Надсмотрщик быстро выполнил приказ и выскользнул в дверь. Неизвестный все же соизволил обернуться. Я вздрогнул: лицо человека скрывал черный палаческий колпак с прорезями для глаз А потом неизвестный заговорил.
— Вы плохо выглядите, — сказал он, не меняя позы. — Болеете?
— Нет, — ответил я. — Я здоров.
— Я так не думаю. — Он шагнул ко мне. — Сегодня, кажется, ровно месяц, как вы в Хольдхейме?
— Я не считал дни. Наверное, да.
— Что-нибудь хотите мне сказать?
— Кто вы такой?
— Друг. — Он помолчал. — И все-таки, мне не нравится ваш вид. Вы знаете, что у вас появилась седина?
— Слушайте, давайте по существу. Какого черта…
— Я читал ваше дело, — перебил он. — Знаете, что там написано в примечаниях? «Особо опасный мятежник, не заслуживающий снисхождения. Подлежит особо строгому обращению».

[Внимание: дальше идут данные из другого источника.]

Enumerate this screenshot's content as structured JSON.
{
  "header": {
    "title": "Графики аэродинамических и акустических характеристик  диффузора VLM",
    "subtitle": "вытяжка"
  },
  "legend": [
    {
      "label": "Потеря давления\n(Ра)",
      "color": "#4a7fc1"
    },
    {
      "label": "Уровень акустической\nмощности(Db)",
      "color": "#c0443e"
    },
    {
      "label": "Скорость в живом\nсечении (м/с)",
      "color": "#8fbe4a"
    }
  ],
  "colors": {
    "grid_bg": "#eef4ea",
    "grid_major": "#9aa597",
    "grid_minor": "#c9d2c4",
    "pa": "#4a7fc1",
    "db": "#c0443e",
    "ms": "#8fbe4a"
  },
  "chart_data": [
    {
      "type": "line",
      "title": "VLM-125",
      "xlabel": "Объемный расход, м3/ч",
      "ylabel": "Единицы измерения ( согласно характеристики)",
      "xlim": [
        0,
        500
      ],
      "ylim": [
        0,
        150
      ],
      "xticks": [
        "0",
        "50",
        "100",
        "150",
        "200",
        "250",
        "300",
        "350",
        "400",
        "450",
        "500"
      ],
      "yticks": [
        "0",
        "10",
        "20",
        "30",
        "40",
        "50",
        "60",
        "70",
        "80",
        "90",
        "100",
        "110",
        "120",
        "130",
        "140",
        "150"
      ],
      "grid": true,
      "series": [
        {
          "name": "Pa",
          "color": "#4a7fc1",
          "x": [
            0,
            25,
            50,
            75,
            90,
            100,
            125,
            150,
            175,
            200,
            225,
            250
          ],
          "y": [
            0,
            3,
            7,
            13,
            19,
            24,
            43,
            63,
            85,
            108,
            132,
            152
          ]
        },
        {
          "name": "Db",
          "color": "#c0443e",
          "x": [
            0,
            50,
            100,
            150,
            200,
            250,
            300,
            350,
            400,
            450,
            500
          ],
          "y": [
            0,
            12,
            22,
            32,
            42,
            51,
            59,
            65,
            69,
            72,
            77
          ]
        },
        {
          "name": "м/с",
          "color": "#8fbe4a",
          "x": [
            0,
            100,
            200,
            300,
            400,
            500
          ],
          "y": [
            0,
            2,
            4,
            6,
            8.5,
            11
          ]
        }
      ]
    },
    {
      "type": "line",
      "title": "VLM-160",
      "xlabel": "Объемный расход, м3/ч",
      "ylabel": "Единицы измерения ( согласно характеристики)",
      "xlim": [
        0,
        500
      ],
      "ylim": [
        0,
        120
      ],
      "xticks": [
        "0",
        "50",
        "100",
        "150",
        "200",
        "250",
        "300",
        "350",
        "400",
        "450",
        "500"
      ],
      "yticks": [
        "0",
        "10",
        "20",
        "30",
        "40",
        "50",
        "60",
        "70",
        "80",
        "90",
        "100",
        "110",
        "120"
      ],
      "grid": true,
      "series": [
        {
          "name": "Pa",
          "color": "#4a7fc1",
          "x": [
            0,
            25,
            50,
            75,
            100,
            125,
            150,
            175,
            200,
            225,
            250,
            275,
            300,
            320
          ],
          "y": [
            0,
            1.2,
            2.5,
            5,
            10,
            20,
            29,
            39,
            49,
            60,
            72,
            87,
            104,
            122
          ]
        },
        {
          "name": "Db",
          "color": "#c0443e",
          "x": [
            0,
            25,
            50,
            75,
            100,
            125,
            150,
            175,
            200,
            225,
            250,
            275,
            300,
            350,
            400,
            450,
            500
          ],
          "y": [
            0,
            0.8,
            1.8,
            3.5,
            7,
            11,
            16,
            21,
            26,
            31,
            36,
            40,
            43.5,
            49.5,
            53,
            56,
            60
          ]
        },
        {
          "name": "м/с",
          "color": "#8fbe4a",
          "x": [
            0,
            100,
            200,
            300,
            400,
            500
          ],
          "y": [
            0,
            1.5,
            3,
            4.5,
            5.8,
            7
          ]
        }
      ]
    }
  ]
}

— Мне все равно, что там написано.
— Эта формулировка не случайна. Это негласный приказ констеблю сделать все возможное для того, чтобы вы не прожили в Хольдхейме долго.
— Меня казнят? — Я подумал, что этот человек и есть палач, который пришел сюда за моей жизнью.
— Зачем? Существует много других способов. Случайно упавший камень, сорвавшаяся с рельс вагонетка. Нечаянная, вспыхнувшая по пустяковому поводу ссора с каким-нибудь каторжником, у которого опять же случайно окажется заточка или обломок бритвы. Словом, случайная смерть. А еще есть плохое питание и рудничный кашель. Мучительная неизлечимая болезнь, которая убивает каждого второго работающего на руднике заключенного.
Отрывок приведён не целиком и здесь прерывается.